MP: They’re in a really strong position because they’re getting better, more factual access to data where they can actually keep track of the lenders that are on their panel and what the experience is that those lenders are providing insofar as consistency and turnaround times for their brokers. They’ve been able to have more informed conversations with lenders, which has been really good.
It also comes down to quality of applications. The data has been able to drill down into things like the quality of applications that might go from one broker group through to a lender. Then they can work with their brokers through training and education to understand how you package up a better application to get a better turnaround time for your customer.
I think broker groups are more empowered now to have better conversations with the lenders and to sit down and understand why they are getting slower turnaround times in comparison to other lenders on the panel; and to say they feel there’s improvements that can be made. So lenders can go away and work on that directly with broker groups.
Our reports have been fantastic at providing more visibility so customers can get better service overall.
MPA: How can open banking (the Consumer Data Right) help with turnaround times in the future, and how is NextGen.Net planning for this opportunity?
MP: It’s probably going to be one of the biggest changes for some time, so that’s why we went out and acquired Frollo, because Frollo is the first fintech to be ACCC accredited to be consuming data through open banking. That’s a massive pipeline of shared information.
For us at the moment, it’s been positioned around liabilities and expense verifi cation. That really enables a completely diff erent type of conversation; it’s not around the information gathering and documents, it’s around consent to access the information so it creates a far easier process for customers. They’re not having to gather the paperwork, and it’s a better experience and a faster experience for lenders, because the information comes through in a couple of seconds.
It enables brokers to have better conversations with their customers as well, because they can get more educated.Customers will be declaring what their liabilities might be, and then once they have that information through open banking, brokers can sit down and say, this is where the numbers have come in based on the various expense types.
MPA: What further opportunities do you see eventuating from open banking for both brokers and their customers?
MP: I think there’s more empowerment for customers.
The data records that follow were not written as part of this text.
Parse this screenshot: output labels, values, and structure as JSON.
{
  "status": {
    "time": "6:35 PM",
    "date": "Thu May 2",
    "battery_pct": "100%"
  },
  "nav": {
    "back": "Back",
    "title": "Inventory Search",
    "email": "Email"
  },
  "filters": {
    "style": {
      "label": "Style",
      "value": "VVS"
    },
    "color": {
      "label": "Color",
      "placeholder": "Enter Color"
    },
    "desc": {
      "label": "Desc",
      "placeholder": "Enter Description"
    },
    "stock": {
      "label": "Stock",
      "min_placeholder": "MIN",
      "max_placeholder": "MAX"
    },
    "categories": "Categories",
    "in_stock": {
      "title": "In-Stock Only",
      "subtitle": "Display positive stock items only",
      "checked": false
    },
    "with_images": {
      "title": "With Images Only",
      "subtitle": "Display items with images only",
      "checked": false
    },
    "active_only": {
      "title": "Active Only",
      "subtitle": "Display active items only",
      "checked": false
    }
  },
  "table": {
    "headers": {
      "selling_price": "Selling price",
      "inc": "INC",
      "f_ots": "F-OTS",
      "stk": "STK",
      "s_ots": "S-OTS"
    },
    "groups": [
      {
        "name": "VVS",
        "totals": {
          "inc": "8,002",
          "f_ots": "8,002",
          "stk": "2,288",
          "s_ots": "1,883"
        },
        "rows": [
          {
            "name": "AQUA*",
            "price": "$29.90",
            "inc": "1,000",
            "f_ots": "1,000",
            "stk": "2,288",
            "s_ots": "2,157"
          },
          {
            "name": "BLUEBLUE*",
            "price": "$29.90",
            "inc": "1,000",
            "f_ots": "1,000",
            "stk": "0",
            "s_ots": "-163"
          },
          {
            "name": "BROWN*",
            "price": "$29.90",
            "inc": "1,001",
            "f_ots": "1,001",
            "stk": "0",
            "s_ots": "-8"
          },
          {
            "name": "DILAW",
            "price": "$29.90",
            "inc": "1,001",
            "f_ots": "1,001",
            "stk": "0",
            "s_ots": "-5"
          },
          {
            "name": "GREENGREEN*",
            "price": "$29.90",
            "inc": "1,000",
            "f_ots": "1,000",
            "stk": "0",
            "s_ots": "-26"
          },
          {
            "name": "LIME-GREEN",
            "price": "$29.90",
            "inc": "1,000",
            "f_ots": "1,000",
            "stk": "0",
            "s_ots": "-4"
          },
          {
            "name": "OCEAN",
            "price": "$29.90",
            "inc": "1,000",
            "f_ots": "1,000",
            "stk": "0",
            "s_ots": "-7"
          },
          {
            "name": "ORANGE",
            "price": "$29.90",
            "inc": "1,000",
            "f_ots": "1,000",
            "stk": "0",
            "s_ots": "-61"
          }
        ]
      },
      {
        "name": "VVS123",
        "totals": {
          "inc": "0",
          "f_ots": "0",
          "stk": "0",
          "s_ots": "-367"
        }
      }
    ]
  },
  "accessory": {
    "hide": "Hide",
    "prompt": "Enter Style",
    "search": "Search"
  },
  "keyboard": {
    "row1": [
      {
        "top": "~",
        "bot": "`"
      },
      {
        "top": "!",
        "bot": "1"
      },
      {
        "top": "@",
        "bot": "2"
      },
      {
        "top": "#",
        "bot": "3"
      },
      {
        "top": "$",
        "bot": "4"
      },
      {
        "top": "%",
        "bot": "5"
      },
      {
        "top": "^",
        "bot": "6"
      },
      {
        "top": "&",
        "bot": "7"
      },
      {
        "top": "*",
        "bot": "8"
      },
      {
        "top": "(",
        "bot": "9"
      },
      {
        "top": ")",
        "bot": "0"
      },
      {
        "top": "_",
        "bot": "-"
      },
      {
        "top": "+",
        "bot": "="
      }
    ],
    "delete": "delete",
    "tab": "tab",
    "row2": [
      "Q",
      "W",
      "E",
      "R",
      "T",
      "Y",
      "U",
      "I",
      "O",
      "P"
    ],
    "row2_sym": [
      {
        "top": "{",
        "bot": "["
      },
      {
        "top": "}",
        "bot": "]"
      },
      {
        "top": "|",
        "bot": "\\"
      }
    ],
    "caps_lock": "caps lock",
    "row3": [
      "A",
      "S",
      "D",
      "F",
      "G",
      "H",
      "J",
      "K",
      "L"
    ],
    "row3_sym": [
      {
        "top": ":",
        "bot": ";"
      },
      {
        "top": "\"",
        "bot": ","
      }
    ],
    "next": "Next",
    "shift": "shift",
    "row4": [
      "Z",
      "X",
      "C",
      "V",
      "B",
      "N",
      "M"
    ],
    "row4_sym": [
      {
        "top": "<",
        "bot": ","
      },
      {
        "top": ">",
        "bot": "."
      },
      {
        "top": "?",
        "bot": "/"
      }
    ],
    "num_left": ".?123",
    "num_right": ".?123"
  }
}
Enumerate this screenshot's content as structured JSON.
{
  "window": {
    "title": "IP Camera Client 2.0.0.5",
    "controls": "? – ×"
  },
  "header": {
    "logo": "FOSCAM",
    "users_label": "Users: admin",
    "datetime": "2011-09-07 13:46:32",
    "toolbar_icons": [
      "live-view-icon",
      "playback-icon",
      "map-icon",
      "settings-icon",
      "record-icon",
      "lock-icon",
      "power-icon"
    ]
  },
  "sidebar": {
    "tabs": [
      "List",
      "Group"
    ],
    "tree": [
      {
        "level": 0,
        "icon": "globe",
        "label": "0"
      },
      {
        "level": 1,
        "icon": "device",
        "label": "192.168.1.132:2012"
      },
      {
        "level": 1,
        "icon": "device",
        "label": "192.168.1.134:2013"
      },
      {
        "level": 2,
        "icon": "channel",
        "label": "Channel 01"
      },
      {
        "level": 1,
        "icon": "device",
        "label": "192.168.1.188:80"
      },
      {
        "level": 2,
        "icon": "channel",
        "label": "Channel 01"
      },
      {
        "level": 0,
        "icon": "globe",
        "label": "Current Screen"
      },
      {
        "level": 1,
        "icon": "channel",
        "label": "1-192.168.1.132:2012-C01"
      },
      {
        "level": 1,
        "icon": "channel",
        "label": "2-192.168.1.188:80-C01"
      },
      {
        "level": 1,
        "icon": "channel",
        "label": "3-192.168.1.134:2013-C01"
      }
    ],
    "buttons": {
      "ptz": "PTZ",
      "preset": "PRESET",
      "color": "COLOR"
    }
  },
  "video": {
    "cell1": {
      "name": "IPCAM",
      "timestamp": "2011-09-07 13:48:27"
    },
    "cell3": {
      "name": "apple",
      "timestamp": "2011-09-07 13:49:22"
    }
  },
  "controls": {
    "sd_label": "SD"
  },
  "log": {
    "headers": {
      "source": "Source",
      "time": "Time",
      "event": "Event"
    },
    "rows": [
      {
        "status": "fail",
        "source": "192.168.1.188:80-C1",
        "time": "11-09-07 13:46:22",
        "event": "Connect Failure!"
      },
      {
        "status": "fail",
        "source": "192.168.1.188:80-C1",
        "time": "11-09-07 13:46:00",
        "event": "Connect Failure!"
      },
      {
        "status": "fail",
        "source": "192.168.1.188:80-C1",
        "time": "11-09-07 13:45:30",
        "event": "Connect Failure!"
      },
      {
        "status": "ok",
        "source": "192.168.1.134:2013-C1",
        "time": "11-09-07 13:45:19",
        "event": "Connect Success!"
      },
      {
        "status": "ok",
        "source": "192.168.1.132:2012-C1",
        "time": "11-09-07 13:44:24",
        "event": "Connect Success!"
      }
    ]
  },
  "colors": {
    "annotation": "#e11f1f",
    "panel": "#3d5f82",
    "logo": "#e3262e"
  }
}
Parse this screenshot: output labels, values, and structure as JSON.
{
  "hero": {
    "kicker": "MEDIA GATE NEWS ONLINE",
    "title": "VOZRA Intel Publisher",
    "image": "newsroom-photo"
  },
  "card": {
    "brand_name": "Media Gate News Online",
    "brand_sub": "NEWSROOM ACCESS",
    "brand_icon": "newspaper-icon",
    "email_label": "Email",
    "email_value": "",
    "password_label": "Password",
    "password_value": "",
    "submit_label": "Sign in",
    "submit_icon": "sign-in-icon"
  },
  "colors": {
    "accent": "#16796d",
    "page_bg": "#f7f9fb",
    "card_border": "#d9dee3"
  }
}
They’re probably going to have speed of choice as well, so the daunting home loan process may not be what it used to be, and it can actually be around enabling consent.
There’s more empowerment particularly as their lending needs change, and I think the process will become far more digitised than paper based as it has been for so long.
It’s an exciting market. There’s a lot of investment into things like open banking. I think it’ll be transforming that process all the time; things will be coming more customer-orientated and designed around a customer, and the experience will be better for customers.